The booming voice of the Carpenter filled Miss Ranskill’s mind.

One night there was a hurricane, The sea was mountains rolling And Barney Barton chewed his wad And said to Billy Bowline: “A strong Nor’ easter’s blowin’, Bill, Hark! don’t you hear it roar now? Lord help ’em how I pities them Unhappy folks on shore now.”

Automatically she continued the song herself:

“And, as for them that’s out all day On business from their houses And late at night returning home To cheer their babes and spouses, While you and I, Bill, on the deck Are comfortably lying, My eye! what tiles and chimney-pots About their heads are flying.”

‘Jolly good show!’

The approval came, not from Marjorie’s son, but from Marjorie herself. Her voice came rollicking down the cellar stairs.

‘Good old Nona! Do you remember the sing-song we had at St Cat’s the night of the big thunderstorm? Your voice hasn’t changed a bit.’

Yes, Miss Ranskill remembered, and continued to remember so vividly that if the feet, clattering down the steps, had carried a crocodile of schoolgirls into the cellar she would not have been surprised.

Marjorie was followed by two other people. One was middle-aged, plump and fair, the other was little and slim.

‘Rex!’ shouted Marjorie. ‘Darling, wherever did you spring from? Grand to see you! Nona, I don’t think you know – may I introduce Miss Ranskill – Mrs Brown – Miss Lucy Brown. Nona, Mrs Brown’s house has just been blitzed and she’s magnificent about it, simply magnificent. Mrs Brown, Miss Ranskill is an old school-friend of mine. She has just returned from one of our islands.’

‘Really,’ said Mrs Brown, ‘I do think it’s splendid the way women are turning up from all parts of the Empire to help in our war effort, really I do.’ Her voice was a little tremulous.

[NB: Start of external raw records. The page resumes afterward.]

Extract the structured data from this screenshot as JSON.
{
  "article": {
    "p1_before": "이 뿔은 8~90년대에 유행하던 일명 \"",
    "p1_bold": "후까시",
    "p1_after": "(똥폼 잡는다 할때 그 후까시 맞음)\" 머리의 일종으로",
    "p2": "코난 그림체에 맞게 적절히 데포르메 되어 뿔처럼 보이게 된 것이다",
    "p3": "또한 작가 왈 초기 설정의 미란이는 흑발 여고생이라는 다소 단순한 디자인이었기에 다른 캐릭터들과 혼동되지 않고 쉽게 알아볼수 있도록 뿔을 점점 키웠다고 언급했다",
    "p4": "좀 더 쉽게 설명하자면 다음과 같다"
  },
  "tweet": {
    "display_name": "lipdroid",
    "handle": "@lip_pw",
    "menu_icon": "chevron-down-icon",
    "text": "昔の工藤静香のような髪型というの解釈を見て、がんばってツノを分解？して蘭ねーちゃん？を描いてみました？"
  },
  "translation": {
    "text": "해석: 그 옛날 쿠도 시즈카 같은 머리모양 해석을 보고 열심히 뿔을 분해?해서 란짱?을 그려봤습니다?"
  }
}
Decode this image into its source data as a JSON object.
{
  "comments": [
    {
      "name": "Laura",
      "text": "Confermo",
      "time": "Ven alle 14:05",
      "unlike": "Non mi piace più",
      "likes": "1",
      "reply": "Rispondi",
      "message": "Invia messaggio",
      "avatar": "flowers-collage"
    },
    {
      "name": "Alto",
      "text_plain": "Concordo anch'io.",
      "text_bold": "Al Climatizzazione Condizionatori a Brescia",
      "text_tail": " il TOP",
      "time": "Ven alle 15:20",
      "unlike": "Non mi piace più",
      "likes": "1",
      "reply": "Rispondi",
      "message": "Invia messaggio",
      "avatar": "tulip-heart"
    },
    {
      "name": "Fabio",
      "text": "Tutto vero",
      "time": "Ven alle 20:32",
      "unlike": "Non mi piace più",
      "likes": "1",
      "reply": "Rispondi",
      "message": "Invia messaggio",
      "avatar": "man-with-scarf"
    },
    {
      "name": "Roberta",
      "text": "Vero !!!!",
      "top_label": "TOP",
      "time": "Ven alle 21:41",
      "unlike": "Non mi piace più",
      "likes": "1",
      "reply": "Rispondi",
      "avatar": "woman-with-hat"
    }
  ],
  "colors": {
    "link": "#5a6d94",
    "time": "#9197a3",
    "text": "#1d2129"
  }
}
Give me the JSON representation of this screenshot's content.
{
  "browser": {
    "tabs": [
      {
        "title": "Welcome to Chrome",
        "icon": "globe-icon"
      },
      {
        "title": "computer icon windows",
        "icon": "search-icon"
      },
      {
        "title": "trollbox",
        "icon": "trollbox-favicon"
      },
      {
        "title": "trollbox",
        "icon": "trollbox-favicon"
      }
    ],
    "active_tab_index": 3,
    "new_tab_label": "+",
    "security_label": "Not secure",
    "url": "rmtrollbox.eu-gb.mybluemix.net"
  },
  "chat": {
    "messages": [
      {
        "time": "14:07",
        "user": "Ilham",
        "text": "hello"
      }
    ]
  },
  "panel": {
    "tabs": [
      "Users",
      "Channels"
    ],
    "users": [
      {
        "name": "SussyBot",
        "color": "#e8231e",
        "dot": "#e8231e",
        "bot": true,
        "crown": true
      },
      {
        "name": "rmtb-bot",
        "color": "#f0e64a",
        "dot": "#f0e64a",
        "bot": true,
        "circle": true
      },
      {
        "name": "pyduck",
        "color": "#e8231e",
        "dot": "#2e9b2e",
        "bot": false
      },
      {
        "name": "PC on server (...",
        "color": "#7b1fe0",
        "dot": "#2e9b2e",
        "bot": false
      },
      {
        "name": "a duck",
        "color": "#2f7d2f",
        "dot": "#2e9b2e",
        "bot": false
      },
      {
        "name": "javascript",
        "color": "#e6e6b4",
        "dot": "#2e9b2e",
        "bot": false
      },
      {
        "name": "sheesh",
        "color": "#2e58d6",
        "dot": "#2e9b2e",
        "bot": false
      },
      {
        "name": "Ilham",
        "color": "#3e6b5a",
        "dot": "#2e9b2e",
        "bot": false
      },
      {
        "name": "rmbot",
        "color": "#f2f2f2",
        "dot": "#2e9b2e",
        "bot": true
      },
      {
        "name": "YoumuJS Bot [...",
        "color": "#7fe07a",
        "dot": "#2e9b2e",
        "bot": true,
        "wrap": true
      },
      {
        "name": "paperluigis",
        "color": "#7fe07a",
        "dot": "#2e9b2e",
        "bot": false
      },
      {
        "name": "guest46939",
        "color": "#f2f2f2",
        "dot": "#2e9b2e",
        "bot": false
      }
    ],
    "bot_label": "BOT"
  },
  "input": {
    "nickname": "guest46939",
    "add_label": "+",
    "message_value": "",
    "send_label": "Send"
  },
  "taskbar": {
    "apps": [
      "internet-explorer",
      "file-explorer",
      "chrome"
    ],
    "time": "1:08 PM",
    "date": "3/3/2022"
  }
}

‘You must get her to tell you all about it,’ added Marjorie. ‘Rex, it is wizard to see you. Have you seen Daddy yet? Have you had any good prangs lately?’

III

The cellar was very full of people who were all talking at once. Mrs Bostock had joined the company and was shouting descriptions of the quantity, the quality, and the permeating powers of the dust in the kitchen.

Doctor Mallison had returned from the candle-lit bedroom of a woman who had given birth to twins. He was now trying humbly and eagerly to bridge by words the great gulf of years that lay between him and his son. He longed to know him as one man knows another, to forego all relationship, and make a new friend, but he could only sound patronising. Once, when the boy was four, he had looked up from his porridge bowl and said, ‘Hullo, Mallison!’ through milky lips, and, as his father had replied with a grave ‘Hullo, Mallison,’ he had had a vision of a day when they would talk as equals and exchange opinions, forgetting that the years would not lessen the division that lay between them then.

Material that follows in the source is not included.